Coinbase has achieved a significant milestone by becoming the first U.S. exchange authorized to provide customers with access to the global crypto perpetual futures market. This approval was granted by the Commodity Futures Trading Commission (CFTC) on Friday, marking a notable move to bring perpetual futures — derivatives that lack an expiration date and permit traders to hold leveraged positions indefinitely — out of regulatory ambiguity and into a formal domestic framework.
Under the CFTC’s authorization, Coinbase plans to connect U.S. customers to the global market for perpetual futures via Deribit, an offshore options exchange that the company acquired for $2.9 billion last year. Although specifics on which digital assets will be available for trading have not yet been disclosed, the approval encompasses all “digital commodity” perpetual futures on Deribit, which includes popular cryptocurrencies such as Bitcoin, Ethereum, Solana, Dogecoin, and the TRUMP meme coin.
In a related development, Kalshi, a prediction market, has also received CFTC approval to launch its own Bitcoin perpetual futures, becoming the first American-developed product in this space. Kalshi’s CEO, Tarek Mansour, emphasized the benefits of regulated onshore perpetuals, stating that they will enhance capital allocation and risk management for numerous American businesses.

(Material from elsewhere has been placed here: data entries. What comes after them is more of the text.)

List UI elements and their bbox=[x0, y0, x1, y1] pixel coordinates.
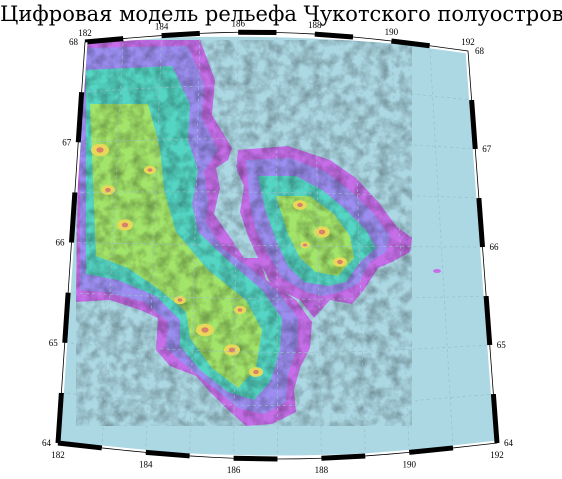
relief-peak bbox=[318, 229, 326, 235]
map-title: Цифровая модель рельефа Чукотского полуо… bbox=[0, 2, 562, 26]
relief-peak bbox=[201, 327, 209, 333]
lon-label-bottom: 186 bbox=[227, 465, 241, 475]
meridian-line bbox=[189, 36, 201, 456]
parallel-line bbox=[64, 342, 490, 353]
lon-label-bottom: 192 bbox=[490, 450, 504, 460]
lat-label-left: 64 bbox=[42, 438, 52, 448]
lat-label-left: 67 bbox=[62, 137, 72, 147]
parallel-line bbox=[61, 392, 494, 407]
island bbox=[433, 269, 441, 273]
relief-peak bbox=[337, 259, 343, 265]
relief-peak bbox=[147, 168, 153, 172]
lon-label-top: 184 bbox=[155, 22, 169, 32]
parallel-line bbox=[68, 292, 487, 300]
lon-label-bottom: 182 bbox=[51, 450, 65, 460]
relief-peak bbox=[121, 222, 129, 228]
relief-peak bbox=[237, 308, 243, 312]
relief-peak bbox=[228, 347, 236, 353]
meridian-line bbox=[352, 36, 366, 456]
relief-peak bbox=[253, 369, 259, 375]
lat-label-right: 68 bbox=[475, 46, 485, 56]
parallel-line bbox=[74, 191, 479, 199]
map-frame bbox=[55, 29, 500, 462]
parallel-line bbox=[71, 242, 483, 248]
lon-label-top: 182 bbox=[78, 28, 92, 38]
lon-label-bottom: 188 bbox=[315, 465, 329, 475]
relief-peak bbox=[105, 187, 111, 193]
lat-label-left: 66 bbox=[56, 238, 66, 248]
parallel-line bbox=[78, 138, 476, 150]
relief-peak bbox=[177, 298, 183, 302]
parallel-line bbox=[81, 85, 472, 101]
lat-label-left: 68 bbox=[69, 37, 79, 47]
lon-label-top: 188 bbox=[308, 20, 322, 30]
lon-label-top: 192 bbox=[461, 37, 475, 47]
relief-peak bbox=[96, 147, 104, 153]
meridian-line bbox=[391, 40, 410, 453]
lon-label-bottom: 190 bbox=[402, 459, 416, 469]
relief-peak bbox=[297, 202, 303, 208]
meridian-line bbox=[429, 45, 454, 448]
lat-label-right: 67 bbox=[482, 144, 492, 154]
lat-label-right: 66 bbox=[490, 242, 500, 252]
frame-outline bbox=[57, 31, 498, 460]
lat-label-right: 64 bbox=[504, 438, 514, 448]
lon-label-top: 190 bbox=[385, 27, 399, 37]
meridian-line bbox=[101, 38, 124, 448]
meridian-line bbox=[276, 36, 278, 456]
lon-label-top: 186 bbox=[231, 18, 245, 28]
lon-label-bottom: 184 bbox=[139, 459, 153, 469]
lat-label-left: 65 bbox=[49, 338, 59, 348]
lat-label-right: 65 bbox=[497, 340, 507, 350]
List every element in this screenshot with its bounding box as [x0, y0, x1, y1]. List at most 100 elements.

The market for perpetual futures has proven to be both massive and volatile, with trading volumes reaching $61.7 trillion in 2025, reflecting a 29% increase from the previous year, according to data from CryptoQuant. These contracts allow for high leverage, often up to 50-to-1, exposing traders to substantial risks; even minor price fluctuations can lead to complete liquidation of positions. For instance, last fall, extreme price volatility led to the liquidation of $19 billion in crypto positions within minutes.
In a separate policy statement, the CFTC announced that any new perpetual products referencing assets outside the currently approved listings will undergo a case-by-case review moving forward. This regulatory oversight aims to ensure a safer trading environment.
While Coinbase is the pioneer in this space, it is anticipated that other U.S. exchanges will soon follow suit by leveraging the guidelines established in the CFTC’s no-action letter as a foundation for their own offerings.